HARIAN MERAPI - Pemilu 2024 nanti disinyalir masih rawan praktik politik transaksional. Kemungkinan politik transaksional pada Pemilu 2024 itu karena biaya pemilihan yang yang mahal.
Penyebab lain dari kemungkinan politik transaksional pada Pemilu 2024 juga karena pendanaan partai politik yang belum memadai.
Rawannya politik transaksional pada Pemilu 2024 tersebut diungkapkan Staf Ahli Menko Polhukam Bidang Sumber Daya Alam dan Lingkungan Hidup, Asmarni, SE, MM.
Baca Juga: Keris Omyang Jimbe suka usil, bisa diredam dengan dua cara ini
Menurutnya, awal dari masalah tersebut karena tiga sumber dana parpol sesuai Pasal 34 UU Nomor 2 Tahun 2011 tidak berjalan optimal, dan belum memenuhi standar ideal.
Tiga sumber dana parpol sesuai UU tersebut adalah iuran anggota, sumbangan yang sah menurut hukum, dan bantuan keuangan dari APBN/APBD.

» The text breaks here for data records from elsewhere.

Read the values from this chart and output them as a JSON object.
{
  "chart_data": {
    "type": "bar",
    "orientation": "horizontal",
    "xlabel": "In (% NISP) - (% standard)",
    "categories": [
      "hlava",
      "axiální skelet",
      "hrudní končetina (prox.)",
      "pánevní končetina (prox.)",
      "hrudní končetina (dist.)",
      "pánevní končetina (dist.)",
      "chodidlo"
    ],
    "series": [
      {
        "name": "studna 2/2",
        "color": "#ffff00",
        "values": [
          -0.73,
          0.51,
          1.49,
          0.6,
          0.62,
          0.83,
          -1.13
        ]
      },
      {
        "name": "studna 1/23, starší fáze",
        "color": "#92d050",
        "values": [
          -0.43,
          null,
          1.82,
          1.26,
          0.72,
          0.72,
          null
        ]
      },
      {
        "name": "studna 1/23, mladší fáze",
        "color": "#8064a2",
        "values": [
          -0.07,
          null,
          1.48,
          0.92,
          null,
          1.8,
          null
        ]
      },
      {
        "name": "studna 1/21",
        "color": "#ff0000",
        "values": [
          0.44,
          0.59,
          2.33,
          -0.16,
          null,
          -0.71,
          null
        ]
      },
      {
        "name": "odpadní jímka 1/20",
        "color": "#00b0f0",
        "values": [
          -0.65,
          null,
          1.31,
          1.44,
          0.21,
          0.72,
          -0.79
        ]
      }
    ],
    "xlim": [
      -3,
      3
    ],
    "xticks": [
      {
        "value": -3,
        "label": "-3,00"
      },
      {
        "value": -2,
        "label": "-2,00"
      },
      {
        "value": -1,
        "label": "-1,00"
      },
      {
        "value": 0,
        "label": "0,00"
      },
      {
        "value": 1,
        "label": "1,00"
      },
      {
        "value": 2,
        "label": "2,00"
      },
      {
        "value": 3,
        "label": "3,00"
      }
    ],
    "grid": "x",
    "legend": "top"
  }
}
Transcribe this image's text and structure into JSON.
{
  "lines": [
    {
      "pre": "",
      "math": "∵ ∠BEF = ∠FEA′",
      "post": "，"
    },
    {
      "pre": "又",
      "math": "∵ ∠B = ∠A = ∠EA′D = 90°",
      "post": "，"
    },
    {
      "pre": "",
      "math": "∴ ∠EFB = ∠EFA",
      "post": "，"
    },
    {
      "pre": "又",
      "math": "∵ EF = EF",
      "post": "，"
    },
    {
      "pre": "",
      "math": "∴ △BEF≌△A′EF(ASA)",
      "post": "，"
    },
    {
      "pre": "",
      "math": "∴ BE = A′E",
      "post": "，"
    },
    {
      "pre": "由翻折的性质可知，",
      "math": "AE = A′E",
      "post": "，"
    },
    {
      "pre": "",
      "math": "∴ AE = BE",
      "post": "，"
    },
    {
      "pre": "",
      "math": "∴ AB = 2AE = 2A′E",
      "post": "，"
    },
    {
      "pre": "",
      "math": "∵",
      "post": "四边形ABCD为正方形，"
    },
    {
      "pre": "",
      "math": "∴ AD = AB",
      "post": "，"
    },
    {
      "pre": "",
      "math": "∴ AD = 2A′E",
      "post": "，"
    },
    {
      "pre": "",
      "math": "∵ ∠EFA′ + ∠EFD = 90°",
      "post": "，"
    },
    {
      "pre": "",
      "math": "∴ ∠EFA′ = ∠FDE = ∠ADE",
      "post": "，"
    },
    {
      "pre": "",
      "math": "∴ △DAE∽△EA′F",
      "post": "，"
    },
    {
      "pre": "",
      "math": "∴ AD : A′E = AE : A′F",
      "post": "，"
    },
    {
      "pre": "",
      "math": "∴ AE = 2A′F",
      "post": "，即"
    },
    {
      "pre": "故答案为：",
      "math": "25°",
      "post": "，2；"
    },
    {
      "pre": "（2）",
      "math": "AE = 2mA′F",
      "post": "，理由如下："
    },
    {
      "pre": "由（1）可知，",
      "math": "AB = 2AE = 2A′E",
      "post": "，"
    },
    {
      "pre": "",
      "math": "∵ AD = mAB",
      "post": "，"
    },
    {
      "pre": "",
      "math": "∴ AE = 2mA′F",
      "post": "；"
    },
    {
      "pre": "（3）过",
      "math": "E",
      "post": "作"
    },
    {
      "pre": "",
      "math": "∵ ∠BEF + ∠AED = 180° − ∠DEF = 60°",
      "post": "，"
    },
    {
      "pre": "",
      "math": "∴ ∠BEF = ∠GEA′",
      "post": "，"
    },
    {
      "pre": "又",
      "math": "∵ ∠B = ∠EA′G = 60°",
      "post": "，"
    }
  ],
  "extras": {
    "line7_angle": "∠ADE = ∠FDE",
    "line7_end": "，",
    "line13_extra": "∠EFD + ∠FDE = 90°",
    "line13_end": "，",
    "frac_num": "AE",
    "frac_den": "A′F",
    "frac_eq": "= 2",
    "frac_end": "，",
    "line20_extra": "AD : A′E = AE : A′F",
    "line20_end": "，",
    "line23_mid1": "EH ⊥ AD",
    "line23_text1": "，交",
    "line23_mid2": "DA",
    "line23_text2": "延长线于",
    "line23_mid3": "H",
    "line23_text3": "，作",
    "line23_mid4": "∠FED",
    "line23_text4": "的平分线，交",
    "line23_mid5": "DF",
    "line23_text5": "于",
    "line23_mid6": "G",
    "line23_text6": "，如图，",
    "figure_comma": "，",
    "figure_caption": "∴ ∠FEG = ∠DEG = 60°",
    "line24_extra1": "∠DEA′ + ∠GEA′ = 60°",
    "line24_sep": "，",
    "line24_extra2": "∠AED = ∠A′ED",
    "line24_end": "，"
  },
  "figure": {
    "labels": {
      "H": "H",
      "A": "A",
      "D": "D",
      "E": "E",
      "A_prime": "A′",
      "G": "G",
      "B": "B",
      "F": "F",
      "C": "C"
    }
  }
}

Karena belum memadai, ketiga sumber dana parpol yang sah itu tidak bisa menutupi kebutuhan minimum pendanaan partai.
"Sementara itu sulit mengharapkan sumber dana legal bagi partai politik," kata Asmarni dikutip dari laman kemenkopolhukam, Sabtu (20/8/2022).
Menurut Asmarni, pembiaran kondisi pendanaan partai politik yang kritis dan berkepanjangan sama dengan membiarkan uang negara, sumber daya alam, dan kewenangan lainnya berada dalam lingkaran politik transaksional dan korupsi.
Dia menjelaskan, bahwa politik transaksional di Indonesia marak terjadi di sektor sumber daya alam (SDA).
Hal itu karena SDA memiliki nilai yang sangat strategis, sehingga para elit politik melakukan politik transaksional dengan para oligarki di bidang SDA.
Dia mengatakan, bahwa politik transaksional merupakan politik timbal balik. Setelah calon legislatif maupun eksekutif di tingkat pusat dan daerah memenangkan Pemilu atau Pilkada, mereka akan membalas jasa kepada para oligarki di bidang SDA.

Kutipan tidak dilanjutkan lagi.